Bu şiirin çıkışında sınırsız bir gençlik başkaldırısı, umudu vardır. Özkan Mert 1968’in “Kuracağız Her Şeyi Yeniden” dedirten devrimci umuduyla doğar. Bu şiir nehri, önüne çekilen bütün setleri, bentleri, barajları yıkıp akıp gitmek ister. Susuzları suya kavuşturacak, yoksulları doyuracak, bilgisizleri aydınlatacak devrimci bir nehrin şiiridir.

Özkan Mert, 1968’de, burjuvazinin köhnemiş şiir anlayışına savaş açan devrimci şairlerden biridir. Halkın Dostları dergisinde, genç şairler bir tartışma yayınlarlar. Ataol Behramoğlu, İsmet Özel, Süreyya Berfe ve Özkan Mert, ikinci yeni şiirine savaş açtıklarını ilan ederler.

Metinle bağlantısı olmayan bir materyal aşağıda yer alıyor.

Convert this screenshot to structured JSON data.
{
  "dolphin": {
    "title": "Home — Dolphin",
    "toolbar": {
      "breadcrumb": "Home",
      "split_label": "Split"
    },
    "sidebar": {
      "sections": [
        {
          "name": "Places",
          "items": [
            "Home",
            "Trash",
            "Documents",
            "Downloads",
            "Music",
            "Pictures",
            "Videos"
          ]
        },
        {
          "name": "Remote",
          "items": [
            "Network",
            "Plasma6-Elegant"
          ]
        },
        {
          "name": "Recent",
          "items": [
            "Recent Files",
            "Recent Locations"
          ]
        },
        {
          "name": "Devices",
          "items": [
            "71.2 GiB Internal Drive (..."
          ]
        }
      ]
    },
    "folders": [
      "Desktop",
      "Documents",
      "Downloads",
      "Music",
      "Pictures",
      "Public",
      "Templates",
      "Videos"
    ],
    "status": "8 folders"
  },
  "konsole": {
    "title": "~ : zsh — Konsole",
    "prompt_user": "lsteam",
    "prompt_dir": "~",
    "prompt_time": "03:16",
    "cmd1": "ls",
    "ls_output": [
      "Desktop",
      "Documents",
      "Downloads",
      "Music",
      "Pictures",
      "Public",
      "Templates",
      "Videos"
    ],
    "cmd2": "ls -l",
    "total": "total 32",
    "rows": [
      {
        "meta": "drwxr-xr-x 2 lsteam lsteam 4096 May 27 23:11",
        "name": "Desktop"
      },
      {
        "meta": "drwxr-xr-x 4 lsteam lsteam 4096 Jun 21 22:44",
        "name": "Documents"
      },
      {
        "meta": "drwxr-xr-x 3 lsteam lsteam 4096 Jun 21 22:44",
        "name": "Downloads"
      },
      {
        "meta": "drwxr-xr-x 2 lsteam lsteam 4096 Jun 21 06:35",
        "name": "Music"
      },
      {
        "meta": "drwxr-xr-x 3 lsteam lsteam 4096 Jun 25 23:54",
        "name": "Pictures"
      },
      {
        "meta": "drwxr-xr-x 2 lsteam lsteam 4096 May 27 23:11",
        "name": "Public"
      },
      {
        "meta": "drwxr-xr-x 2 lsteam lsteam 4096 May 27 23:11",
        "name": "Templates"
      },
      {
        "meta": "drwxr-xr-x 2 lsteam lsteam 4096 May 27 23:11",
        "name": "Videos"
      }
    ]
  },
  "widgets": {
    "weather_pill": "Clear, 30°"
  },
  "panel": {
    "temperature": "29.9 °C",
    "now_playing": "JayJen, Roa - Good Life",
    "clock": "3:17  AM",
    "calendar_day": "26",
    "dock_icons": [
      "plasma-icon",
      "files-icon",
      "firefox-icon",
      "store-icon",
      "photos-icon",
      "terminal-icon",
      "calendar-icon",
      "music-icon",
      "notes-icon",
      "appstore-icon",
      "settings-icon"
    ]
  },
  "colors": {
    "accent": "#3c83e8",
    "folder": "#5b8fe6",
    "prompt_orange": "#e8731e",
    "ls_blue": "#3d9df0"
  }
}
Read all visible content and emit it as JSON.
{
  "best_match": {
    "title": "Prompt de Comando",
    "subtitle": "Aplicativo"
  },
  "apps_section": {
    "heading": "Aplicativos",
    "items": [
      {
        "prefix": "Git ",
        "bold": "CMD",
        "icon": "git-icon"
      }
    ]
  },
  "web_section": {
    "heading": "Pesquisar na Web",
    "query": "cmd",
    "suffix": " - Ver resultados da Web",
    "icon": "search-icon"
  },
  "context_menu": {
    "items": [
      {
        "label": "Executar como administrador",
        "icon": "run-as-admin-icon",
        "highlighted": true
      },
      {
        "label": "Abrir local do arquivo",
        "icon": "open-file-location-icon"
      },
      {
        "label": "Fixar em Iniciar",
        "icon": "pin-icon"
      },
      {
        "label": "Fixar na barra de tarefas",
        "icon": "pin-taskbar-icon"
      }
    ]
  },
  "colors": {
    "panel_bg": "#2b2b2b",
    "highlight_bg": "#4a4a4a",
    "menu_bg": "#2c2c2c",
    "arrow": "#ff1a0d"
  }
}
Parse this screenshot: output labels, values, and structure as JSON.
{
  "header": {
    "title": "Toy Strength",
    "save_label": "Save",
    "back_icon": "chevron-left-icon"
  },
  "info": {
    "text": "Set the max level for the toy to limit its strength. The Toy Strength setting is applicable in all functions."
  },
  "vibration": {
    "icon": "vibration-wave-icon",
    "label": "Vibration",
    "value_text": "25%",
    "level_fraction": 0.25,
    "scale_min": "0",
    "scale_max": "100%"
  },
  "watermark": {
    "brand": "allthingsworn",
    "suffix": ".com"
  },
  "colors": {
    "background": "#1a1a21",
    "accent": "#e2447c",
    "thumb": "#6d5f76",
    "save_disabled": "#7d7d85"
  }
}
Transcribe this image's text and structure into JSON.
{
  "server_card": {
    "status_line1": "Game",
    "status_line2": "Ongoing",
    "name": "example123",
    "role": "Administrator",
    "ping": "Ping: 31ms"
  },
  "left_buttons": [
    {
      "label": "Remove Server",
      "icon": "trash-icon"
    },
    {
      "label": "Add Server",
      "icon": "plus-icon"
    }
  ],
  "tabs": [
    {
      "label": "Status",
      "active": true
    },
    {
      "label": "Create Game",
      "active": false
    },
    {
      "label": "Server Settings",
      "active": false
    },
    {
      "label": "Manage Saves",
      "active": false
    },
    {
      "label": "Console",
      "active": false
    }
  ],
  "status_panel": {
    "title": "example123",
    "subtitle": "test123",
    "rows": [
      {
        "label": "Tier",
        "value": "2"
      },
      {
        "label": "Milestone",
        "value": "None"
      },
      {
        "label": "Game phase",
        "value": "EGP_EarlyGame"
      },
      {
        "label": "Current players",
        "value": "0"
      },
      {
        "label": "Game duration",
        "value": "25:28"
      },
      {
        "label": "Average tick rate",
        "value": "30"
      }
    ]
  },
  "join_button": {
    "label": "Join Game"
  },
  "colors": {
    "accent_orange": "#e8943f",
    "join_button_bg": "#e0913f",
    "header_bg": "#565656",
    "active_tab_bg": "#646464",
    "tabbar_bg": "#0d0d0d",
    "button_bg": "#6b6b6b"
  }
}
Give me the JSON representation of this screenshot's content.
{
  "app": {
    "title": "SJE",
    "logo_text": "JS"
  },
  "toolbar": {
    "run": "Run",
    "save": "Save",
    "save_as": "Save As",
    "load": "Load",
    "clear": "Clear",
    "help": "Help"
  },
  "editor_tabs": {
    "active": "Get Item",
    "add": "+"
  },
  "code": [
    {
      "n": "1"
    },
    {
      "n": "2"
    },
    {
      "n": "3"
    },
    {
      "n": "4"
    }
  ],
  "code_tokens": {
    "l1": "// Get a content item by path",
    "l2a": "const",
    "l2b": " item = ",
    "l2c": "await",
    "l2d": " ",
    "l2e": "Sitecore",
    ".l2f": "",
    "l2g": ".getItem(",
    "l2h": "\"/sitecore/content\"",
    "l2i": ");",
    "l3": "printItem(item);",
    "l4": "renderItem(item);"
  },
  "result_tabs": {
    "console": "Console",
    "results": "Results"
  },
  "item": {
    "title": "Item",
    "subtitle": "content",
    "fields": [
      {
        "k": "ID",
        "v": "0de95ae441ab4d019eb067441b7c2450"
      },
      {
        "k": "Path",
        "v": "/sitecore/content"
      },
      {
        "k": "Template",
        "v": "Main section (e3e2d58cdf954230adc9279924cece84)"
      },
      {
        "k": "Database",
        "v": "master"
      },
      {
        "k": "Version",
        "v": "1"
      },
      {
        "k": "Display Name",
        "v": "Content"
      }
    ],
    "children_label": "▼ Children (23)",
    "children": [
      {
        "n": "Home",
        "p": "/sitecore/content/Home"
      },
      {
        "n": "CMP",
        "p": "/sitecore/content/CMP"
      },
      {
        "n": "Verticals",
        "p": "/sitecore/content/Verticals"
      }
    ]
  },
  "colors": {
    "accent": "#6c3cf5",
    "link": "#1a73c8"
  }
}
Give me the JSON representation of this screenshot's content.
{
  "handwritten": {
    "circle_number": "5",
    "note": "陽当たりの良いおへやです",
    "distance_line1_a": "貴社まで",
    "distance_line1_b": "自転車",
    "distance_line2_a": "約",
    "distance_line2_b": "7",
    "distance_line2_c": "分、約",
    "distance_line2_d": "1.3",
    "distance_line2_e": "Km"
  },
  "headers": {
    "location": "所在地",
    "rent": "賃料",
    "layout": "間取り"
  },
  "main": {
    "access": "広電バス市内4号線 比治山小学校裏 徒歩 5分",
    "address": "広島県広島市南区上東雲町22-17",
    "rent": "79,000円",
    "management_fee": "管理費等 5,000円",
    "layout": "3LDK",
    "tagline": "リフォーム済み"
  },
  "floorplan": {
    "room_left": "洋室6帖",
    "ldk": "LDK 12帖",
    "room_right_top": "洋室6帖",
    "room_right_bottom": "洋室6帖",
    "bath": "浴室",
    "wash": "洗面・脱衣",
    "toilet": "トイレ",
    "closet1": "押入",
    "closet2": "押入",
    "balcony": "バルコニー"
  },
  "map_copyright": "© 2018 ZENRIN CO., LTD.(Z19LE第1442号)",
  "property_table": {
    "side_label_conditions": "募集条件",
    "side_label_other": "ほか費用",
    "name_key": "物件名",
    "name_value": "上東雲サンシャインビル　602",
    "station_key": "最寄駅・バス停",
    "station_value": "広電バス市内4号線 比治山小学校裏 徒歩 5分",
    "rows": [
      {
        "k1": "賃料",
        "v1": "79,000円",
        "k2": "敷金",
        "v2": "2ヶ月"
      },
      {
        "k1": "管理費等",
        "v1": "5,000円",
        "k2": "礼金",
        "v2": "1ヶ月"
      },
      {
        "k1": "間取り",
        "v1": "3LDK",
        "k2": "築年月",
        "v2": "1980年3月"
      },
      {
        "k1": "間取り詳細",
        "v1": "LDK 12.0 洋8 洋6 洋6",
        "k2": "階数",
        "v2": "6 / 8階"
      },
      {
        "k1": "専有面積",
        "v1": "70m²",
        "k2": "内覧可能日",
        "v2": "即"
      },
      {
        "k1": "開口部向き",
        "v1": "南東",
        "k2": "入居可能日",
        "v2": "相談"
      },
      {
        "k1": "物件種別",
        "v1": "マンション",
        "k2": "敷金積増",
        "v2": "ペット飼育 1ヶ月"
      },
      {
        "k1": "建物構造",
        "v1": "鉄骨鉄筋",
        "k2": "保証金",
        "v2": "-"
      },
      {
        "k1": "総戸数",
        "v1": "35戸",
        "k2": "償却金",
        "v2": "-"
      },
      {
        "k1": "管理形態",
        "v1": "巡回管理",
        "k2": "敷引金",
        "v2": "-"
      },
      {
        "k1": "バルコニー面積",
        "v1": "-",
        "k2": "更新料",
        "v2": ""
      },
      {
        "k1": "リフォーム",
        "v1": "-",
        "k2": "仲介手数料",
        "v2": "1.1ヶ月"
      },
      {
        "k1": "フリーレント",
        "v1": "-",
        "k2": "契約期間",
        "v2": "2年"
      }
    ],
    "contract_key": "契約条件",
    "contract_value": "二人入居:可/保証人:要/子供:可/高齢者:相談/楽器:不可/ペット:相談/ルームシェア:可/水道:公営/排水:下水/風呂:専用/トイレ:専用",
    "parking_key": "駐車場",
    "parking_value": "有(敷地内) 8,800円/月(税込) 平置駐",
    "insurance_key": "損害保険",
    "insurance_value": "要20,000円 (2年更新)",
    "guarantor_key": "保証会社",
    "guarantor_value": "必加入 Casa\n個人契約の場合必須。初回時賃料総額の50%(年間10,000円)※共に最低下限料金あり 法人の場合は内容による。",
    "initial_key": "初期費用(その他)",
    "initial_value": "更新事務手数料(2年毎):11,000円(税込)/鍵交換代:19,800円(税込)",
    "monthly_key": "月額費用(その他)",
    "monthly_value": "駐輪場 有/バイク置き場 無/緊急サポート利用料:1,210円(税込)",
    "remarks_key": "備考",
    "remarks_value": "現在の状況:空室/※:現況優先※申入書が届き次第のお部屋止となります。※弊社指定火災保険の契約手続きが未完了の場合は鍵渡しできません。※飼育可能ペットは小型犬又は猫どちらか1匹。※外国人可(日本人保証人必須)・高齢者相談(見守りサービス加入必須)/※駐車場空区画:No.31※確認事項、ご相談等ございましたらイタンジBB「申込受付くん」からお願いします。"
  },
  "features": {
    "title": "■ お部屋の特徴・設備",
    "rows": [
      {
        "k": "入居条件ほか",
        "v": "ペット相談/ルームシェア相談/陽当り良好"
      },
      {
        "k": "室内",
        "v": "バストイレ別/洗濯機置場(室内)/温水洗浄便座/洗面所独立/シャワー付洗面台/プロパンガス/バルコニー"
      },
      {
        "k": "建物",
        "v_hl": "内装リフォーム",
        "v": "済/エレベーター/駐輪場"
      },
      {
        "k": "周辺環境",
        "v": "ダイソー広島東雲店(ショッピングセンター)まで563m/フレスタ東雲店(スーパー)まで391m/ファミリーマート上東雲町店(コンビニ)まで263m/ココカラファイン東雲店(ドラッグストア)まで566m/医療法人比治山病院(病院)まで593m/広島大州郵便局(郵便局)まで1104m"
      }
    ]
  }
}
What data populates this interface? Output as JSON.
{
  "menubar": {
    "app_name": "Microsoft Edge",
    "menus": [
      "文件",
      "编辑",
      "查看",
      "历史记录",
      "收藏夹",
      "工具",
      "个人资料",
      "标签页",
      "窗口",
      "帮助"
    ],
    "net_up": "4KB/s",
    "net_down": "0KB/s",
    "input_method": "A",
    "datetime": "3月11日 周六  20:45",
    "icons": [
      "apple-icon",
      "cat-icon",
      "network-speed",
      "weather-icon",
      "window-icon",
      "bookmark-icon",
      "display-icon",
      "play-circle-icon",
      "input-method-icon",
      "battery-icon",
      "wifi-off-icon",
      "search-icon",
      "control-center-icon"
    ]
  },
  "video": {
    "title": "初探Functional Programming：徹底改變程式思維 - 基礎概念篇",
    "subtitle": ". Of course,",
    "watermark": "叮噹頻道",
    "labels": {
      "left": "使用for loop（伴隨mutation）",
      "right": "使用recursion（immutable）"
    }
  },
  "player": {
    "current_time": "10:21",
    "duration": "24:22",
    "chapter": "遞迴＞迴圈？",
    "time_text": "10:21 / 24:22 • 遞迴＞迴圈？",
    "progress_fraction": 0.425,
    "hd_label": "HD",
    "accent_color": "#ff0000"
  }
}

Özkan Mert’in ilk kitabına adını veren “Kuracağız Her Şeyi Yeniden” şiiri yeni bir Türkiye’nin devrimci kuruluşunu dile getirirken, çok daha yüksek bir umudu gösterir. Yaşamın dayanağı ekmeği, tütünü, şarabı yeniden kuracağı gibi, yıldızları ve insanları da yeniden kuracak bir devrimci umudun şiiridir bu. Ufku alabildiğine geniş, gözü yükseklerde bu şiirin daha doğuşunda coşkulu bir nehir olarak patladığını görürüz. Yeryüzünün nehirleri doğanın bağrında akarken, şiirin nehri tarihin içinde akar. Geleceği insani bir yaşama kavuşturmak için geçmişin insani birikimini de dayanak yapmak gerekir. Özkan Mert’in gençlik şiirinin ikinci uğrağında 19. Yüzyılın bir başkaldırısının önderi, “Irgatoğlu Atçalı Kel Memet” (1970) olması bu gerekliliği somutlar. 1960’larda Türkiye’de ikinci doğumunu yaşayan Nâzım Hikmet şiirinin 68 Kuşağının şiirine esin verişinin de belirgin bir örneğidir bu destan şiir. “Şeyh Bedrettin Destanı”nın İznik gölüyle açılmasına benzer bir biçimde Aydın ili ve dağlarının çizimiyle başlar. Şiirdeki ses Nâzım Hikmet’in sesidir.

Ve toprağı doğurtan

ve şekil veren demire

pamuğa

ateşe

biziz.

Aydın dağlarından hemen sonra, nehir şiirin esin kaynağı memleket nehirleri de sahnede görülür. Ama doğanın bir edilgin parçası değil, insan mücadelesinin bir eseri olarak akarlar.

Küçücük bir kedi yavrusu gibi

büyüdü ellerimizde

Büyük Menderes

Küçük Menderes

ve Gediz.

Bu şiirin 1970’te insanla yoğrulmuş coğrafyasında en büyük yaratıcı halktır. Nehirleri büyüten, pamuğu yetiştiren, ekmeği pişiren, demiri yaşamın aracına dönüştüren halktır. Bu halkın uğradığı haksızlıklara başkaldırısını başlatan, destanın başkişisi de onlardan biridir, “ırgatoğlu” Atçalı Kel Memet’tir. Özkan Mert bu şiirinde “aşk ve ihtilal”i yazmıştır. Irgat Atçalı yanında çalıştığı ağanın kızına âşık olur, ağadan hakaret görür, başkaldırır. Dağlara çıkar, kısa sürede çevresine toplanan halktan kişilerle Aydın ilini ele geçirir ve valiliğini ilan eder. Vergileri kaldırır, halktan yana kararlar alan fermanlar çıkarır. Osmanlı, Atçalı’nın üstüne ordu gönderir. İsyanı kanlı bir biçimde bastırır.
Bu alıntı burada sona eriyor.